Chacun le vit comme un sentiment de « vide intérieur », d’absence de sens ou simplement de l’absurdité de la vie. Le problème réside en ce que le sens implique la valeur, et si la vie est dépourvue de sens, elle revêt une valeur nulle et ne vaut donc pas la peine d’être vécue.

Cependant, je crois que rien ne peut être complètement vide de sens. L’idée qu’à travers notre conscience l’univers manifesté se perçoit lui-même, s’expérimente, est en quête de son propre être, dans un effort commun contre l’absurdité apparente de la vie, constitue pour moi une hypothèse de travail stimulant la passion philosophique propre à l’homme qui parle avec la nature.

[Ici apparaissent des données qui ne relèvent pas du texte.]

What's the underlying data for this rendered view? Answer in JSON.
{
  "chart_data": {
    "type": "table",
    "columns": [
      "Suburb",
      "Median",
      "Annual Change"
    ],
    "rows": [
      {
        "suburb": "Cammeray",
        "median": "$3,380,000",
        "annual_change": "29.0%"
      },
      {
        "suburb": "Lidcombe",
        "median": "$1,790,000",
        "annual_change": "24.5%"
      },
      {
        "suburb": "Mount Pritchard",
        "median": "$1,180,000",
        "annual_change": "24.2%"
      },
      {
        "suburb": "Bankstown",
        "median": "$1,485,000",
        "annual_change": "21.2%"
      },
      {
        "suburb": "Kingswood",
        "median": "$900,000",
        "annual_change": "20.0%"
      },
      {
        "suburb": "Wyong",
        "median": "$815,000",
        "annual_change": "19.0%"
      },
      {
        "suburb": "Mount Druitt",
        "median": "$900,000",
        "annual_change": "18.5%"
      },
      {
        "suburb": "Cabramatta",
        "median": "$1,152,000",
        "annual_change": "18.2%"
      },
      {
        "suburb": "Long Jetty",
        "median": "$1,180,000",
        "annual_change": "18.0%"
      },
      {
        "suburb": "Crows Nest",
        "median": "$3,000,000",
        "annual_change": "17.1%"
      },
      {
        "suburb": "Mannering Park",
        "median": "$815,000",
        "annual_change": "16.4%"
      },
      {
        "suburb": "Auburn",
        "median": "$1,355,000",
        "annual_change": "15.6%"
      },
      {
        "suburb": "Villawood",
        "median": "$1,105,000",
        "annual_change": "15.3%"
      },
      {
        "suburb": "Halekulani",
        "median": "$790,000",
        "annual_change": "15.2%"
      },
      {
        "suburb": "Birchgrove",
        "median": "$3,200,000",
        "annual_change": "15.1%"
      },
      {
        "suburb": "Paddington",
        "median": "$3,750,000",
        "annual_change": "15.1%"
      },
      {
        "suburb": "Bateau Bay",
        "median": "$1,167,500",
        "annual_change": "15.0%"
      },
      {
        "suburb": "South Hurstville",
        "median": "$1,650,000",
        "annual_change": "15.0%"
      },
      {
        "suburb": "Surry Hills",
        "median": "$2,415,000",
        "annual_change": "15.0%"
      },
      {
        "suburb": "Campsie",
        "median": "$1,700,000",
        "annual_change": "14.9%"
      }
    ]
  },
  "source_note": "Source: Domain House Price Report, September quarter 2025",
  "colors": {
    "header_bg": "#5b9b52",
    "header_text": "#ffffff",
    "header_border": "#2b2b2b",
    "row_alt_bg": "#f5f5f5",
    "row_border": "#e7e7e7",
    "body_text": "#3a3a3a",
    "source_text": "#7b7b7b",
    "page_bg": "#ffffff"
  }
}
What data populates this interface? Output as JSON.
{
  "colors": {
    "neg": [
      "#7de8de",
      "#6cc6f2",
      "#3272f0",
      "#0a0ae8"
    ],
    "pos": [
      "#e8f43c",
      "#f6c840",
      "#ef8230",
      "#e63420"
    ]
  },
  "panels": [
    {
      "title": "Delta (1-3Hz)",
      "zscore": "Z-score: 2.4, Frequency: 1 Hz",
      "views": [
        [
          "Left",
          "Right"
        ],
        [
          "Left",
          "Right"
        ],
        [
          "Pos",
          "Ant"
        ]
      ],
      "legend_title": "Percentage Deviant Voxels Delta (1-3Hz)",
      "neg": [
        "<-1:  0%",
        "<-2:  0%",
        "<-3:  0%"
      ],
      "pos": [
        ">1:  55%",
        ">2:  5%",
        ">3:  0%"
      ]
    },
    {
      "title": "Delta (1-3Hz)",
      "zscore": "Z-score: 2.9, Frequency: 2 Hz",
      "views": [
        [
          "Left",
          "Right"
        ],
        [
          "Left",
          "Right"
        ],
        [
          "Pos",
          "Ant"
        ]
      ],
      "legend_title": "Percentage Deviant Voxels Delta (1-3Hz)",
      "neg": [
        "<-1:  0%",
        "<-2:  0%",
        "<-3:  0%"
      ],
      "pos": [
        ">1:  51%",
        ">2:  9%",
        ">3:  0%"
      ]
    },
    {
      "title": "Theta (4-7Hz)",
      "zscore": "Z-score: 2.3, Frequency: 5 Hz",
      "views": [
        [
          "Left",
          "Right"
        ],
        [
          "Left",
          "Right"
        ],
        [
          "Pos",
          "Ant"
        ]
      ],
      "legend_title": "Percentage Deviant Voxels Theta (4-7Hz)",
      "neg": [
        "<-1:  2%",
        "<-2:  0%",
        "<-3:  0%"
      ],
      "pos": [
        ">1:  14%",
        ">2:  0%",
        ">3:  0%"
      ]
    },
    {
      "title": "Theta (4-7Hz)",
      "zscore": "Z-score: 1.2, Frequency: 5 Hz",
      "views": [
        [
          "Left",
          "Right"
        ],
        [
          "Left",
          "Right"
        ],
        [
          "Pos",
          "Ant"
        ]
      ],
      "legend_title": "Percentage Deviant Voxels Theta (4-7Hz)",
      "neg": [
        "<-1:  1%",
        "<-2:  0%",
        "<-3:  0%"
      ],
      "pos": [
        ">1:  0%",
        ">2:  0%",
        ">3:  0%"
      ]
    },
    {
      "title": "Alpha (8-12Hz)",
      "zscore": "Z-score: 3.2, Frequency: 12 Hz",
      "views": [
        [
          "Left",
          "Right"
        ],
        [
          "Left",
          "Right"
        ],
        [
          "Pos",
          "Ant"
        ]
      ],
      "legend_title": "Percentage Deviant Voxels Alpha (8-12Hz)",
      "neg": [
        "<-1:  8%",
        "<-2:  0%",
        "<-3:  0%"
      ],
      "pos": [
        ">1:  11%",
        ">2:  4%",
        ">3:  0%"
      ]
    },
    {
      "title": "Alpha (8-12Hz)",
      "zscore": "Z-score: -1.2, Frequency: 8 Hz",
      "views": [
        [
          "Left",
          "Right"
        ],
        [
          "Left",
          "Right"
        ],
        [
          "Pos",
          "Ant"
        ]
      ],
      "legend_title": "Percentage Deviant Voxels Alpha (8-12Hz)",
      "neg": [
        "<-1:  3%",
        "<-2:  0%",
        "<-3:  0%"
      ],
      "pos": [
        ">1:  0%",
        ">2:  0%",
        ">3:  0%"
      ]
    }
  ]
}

Il est vrai que la quête du sens de la vie est un lieu commun des sciences, des religions, des philosophies, des spiritualités; mais c’est surtout une interrogation qui hante l’esprit de l’homme dès qu’il a pris conscience de son existence particulière, prise de conscience qu’il ne cesse de réactualiser dans chacune de ses pensées impliquant le « je », le « moi » et le « toi ».

Existe-t-il des alternatives entre le scepticisme total et la crédulité rassurante de certaines croyances ? Je pense que la réponse est affirmative et qu’il est possible d’en parler sans obligatoirement être enfermé dans un acte de foi que les non-convertis ne peuvent ni comprendre ni partager.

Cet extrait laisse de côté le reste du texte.